GENDER HISTORY
Academic Year 2025/2026 - Teacher:
CINZIA RECCA
Expected Learning Outcomes
Course Structure
Introductory lectures; seminar activities: weekly reading of an essay; class discussion; student presentations (to be prepared individually or in small groups).
Required Prerequisites
Ability to read and summarise texts of a manual nature
Attendance of Lessons
Recommended
Detailed Course Content
What is meant by women's history and gender history? When and in what contexts did a historiography of/about women emerge and establish itself, and what are its characteristics? What have been the main areas of investigation in women's history and gender history? How does gender become a useful category of historical analysis? In what sense does focusing on the sexual identity of women and men, understood in terms of a socially constructed process (gender), contribute to a new way of questioning the content of historical analysis?
After a few introductory lectures, the first part of the course will address methodological and historiographical issues through discussions and seminars.

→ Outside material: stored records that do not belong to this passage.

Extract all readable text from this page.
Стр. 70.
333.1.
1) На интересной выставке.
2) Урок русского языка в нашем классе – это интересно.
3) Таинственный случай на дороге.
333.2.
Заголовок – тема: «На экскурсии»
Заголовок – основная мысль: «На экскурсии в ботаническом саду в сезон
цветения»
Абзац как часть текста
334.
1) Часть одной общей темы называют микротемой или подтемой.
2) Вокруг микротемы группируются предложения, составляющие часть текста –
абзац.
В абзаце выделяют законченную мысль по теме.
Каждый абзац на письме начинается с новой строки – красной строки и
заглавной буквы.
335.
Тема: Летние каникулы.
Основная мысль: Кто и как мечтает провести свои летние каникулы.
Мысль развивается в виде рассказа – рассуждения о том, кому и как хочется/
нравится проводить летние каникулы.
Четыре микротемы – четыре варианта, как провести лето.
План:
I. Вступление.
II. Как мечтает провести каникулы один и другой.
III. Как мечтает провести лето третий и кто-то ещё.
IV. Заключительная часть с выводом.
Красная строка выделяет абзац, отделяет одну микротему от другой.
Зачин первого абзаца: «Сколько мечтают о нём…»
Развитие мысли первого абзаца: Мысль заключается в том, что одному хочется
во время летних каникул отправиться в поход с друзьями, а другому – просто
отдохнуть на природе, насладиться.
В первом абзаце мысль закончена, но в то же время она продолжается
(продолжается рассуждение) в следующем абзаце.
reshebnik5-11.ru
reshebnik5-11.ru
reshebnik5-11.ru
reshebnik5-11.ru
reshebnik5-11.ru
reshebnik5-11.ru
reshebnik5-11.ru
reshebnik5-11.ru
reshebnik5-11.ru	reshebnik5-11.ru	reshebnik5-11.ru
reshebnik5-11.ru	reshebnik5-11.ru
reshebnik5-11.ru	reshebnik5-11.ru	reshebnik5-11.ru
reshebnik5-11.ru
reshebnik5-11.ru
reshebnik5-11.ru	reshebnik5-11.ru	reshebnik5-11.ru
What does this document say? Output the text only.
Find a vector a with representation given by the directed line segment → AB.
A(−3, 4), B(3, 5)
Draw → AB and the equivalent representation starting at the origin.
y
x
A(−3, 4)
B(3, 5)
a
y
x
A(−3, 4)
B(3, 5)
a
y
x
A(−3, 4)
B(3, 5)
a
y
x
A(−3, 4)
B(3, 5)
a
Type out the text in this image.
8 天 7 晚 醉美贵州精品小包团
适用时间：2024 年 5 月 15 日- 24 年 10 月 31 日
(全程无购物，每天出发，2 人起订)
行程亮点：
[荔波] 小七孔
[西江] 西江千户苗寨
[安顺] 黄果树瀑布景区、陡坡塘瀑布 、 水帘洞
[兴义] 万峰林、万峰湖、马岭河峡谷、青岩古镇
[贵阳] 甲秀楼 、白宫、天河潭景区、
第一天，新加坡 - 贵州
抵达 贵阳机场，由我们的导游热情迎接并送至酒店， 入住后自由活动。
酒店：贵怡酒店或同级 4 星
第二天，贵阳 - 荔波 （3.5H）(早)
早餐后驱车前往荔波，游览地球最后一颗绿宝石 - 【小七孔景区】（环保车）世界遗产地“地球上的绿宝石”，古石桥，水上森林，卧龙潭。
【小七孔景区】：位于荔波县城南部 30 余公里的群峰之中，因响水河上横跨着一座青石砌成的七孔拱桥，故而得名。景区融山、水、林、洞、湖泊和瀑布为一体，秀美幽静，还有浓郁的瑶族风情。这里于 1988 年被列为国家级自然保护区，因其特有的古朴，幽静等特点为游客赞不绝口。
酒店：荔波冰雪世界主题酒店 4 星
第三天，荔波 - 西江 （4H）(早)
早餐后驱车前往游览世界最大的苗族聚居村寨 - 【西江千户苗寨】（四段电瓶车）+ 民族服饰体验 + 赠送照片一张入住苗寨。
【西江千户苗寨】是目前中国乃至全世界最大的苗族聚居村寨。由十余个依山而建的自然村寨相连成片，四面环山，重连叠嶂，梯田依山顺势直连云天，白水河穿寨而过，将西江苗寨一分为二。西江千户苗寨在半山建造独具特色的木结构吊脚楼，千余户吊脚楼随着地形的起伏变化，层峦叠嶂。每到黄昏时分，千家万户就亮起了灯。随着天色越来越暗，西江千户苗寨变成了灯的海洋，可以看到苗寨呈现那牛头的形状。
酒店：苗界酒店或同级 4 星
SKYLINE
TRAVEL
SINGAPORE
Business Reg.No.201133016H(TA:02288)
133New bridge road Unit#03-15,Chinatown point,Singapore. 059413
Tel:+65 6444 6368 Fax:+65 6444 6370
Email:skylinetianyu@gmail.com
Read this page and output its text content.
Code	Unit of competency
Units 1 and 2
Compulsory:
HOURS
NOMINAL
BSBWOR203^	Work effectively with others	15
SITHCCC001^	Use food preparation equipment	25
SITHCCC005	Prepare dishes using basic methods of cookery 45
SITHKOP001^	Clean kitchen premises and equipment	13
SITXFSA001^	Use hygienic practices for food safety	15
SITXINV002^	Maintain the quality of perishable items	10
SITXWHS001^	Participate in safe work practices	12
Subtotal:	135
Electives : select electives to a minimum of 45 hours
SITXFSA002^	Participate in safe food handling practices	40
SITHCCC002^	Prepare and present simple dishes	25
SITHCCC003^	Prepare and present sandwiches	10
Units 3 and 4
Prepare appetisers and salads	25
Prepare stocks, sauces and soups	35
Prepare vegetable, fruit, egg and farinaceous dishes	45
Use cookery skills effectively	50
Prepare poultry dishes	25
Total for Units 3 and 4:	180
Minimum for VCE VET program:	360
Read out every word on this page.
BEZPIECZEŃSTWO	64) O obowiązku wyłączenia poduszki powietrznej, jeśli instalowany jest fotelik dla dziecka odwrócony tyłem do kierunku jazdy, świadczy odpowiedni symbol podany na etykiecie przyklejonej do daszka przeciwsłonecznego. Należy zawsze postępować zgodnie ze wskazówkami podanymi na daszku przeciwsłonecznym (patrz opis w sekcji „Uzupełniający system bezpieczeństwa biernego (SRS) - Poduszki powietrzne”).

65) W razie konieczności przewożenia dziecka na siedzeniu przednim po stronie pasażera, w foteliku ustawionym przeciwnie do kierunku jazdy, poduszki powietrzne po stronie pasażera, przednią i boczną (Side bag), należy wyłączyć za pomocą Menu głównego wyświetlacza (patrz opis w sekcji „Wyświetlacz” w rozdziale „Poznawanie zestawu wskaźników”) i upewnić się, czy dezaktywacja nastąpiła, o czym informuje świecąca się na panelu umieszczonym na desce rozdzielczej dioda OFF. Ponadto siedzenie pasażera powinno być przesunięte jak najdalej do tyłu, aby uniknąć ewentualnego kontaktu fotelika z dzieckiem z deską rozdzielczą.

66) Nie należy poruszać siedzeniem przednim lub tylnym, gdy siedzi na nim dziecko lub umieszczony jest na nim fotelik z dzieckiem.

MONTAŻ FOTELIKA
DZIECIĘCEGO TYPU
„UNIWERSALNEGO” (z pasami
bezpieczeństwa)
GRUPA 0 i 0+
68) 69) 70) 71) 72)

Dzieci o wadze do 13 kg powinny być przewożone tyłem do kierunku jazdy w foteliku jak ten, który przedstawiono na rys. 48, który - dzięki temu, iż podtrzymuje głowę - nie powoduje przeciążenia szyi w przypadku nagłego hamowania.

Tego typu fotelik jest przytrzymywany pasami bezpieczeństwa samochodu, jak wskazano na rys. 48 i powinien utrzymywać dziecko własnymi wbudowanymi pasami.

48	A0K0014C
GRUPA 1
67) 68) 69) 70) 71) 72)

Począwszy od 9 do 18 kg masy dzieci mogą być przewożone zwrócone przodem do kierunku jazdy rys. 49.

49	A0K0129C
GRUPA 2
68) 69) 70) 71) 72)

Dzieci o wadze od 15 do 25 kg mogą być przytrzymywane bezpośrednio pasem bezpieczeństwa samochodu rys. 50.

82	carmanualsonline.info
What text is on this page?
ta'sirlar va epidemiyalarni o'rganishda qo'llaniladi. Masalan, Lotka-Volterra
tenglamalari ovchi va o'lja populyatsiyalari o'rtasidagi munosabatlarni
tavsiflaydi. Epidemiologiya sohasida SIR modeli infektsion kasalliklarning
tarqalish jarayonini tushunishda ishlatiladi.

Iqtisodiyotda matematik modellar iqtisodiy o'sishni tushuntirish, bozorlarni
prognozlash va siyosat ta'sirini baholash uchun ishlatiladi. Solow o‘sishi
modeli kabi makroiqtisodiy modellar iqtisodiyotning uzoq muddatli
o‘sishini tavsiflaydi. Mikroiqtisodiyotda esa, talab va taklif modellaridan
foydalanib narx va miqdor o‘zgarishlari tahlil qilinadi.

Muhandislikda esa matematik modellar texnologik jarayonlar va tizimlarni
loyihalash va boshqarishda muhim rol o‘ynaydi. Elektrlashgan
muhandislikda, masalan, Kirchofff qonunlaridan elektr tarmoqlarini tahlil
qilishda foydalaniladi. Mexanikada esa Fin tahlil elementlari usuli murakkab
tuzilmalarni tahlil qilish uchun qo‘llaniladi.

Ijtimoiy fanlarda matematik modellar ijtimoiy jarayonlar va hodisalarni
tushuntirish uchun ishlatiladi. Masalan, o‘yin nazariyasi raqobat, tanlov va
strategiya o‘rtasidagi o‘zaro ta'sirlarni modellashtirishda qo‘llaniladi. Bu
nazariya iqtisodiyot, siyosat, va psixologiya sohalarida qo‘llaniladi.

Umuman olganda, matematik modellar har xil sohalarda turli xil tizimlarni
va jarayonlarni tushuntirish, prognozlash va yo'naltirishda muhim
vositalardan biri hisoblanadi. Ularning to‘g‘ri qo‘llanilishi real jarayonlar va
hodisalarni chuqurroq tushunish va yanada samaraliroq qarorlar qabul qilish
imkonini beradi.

The second part of the course, entitled “Love, sexuality and gender in early modern Europe”, aims to explore a theme that has long been naturalised and therefore excluded from historical analysis: that of sexuality. From a social and cultural history perspective, topics such as the construction of masculinity and femininity, generation and procreation, the construction of norms and deviance, male and female homosexuality, transvestism, inversion and the overcoming of roles will be examined.
Textbook Information
General Course (1 choice between)
- Joan W Scott, Genere, Politica, Storia, a cura di I. Fazio, Roma, Viella, 2013, pp. 1-130, unitamente a Gianna Pomata, La storia delle donne: una questione di confine, in Il mondo contemporaneo. Gli strumenti della ricerca 2: Questioni di metodo. Firenze, La Nuova Italia, 1983, pp. 1435-1469.
-Sonya O. Rose, What is Gender History?, Cambridge, Polity Press, 2010, pp.1-157.
Corso Monografico ( 2 choices between)
Gisela Bock, Le donne nella storia europea. Dal Medioevo ai nostri giorni, Roma-Bari, Laterza, 2017
Maya De Leo, Queer. Storia culturale della comunità LGBT+, Torino, Einaudi, 2021.
Dagmar Herzog, Sex after Fascism: Memory and Morality in Twentieth-Century Germany, Princeton, Princeton University Press, 2005.
Nadia Filippini, Generare, partorire, nascere. Una storia dall'antichità alla provetta, Roma. Viella, 2017.
Michael Foucault, La volontà di sapere. Storia della sessualità 1, a cura di P. Pasquino e G. Procacci, Feltrinelli, Milano 2008
Vincenzo Lagioia, Infami macchie. Sessualità maschili e indisciplina in età moderna, Roma, Viella, 2018.
Daniela Lombardi, Madri nubili e padri incerti. Secoli XVI-XIX, Roma, Viella, 2024.
Cinzia Recca, Francisco Precioso Izquierdo (a cura di), Elite Women in Early Modern Catholic Europe, London, Routledge, 2025
Raffaella Sarti, Men at Home: Domesticities, Authority, Emotions and Work, a cura di Raffaella Sarti, numero monografico di “Gender & History”, vol. 27, 2015, n. 3.
Sylvie Steinberg, a cura di, Une histoire des sexualités, Paris, PUF, 2018.
Learning Assessment
Learning Assessment Procedures
The exam is based on an oral interview, aimed at assessing the student's knowledge and understanding of theoretical and methodological issues and historiography relating to women's and gender history. During the exam, the student's ability to clearly and critically present the material studied will also be assessed.
For attending students, the assessment is based not only on an oral interview but also on an optional ongoing assessment. The assessment involves the drafting and oral presentation of a project carried out in small groups or individually during the course on one of the recommended monographic texts. The assessment of the ongoing assessment is averaged in the final mark.
Those who are unable to attend the course (Erasmus students or workers) may agree on alternative programmes with the lecturer.
Examples of frequently asked questions and / or exercises
Frequently asked questions concern topics covered in the syllabus and explored in depth during lectures.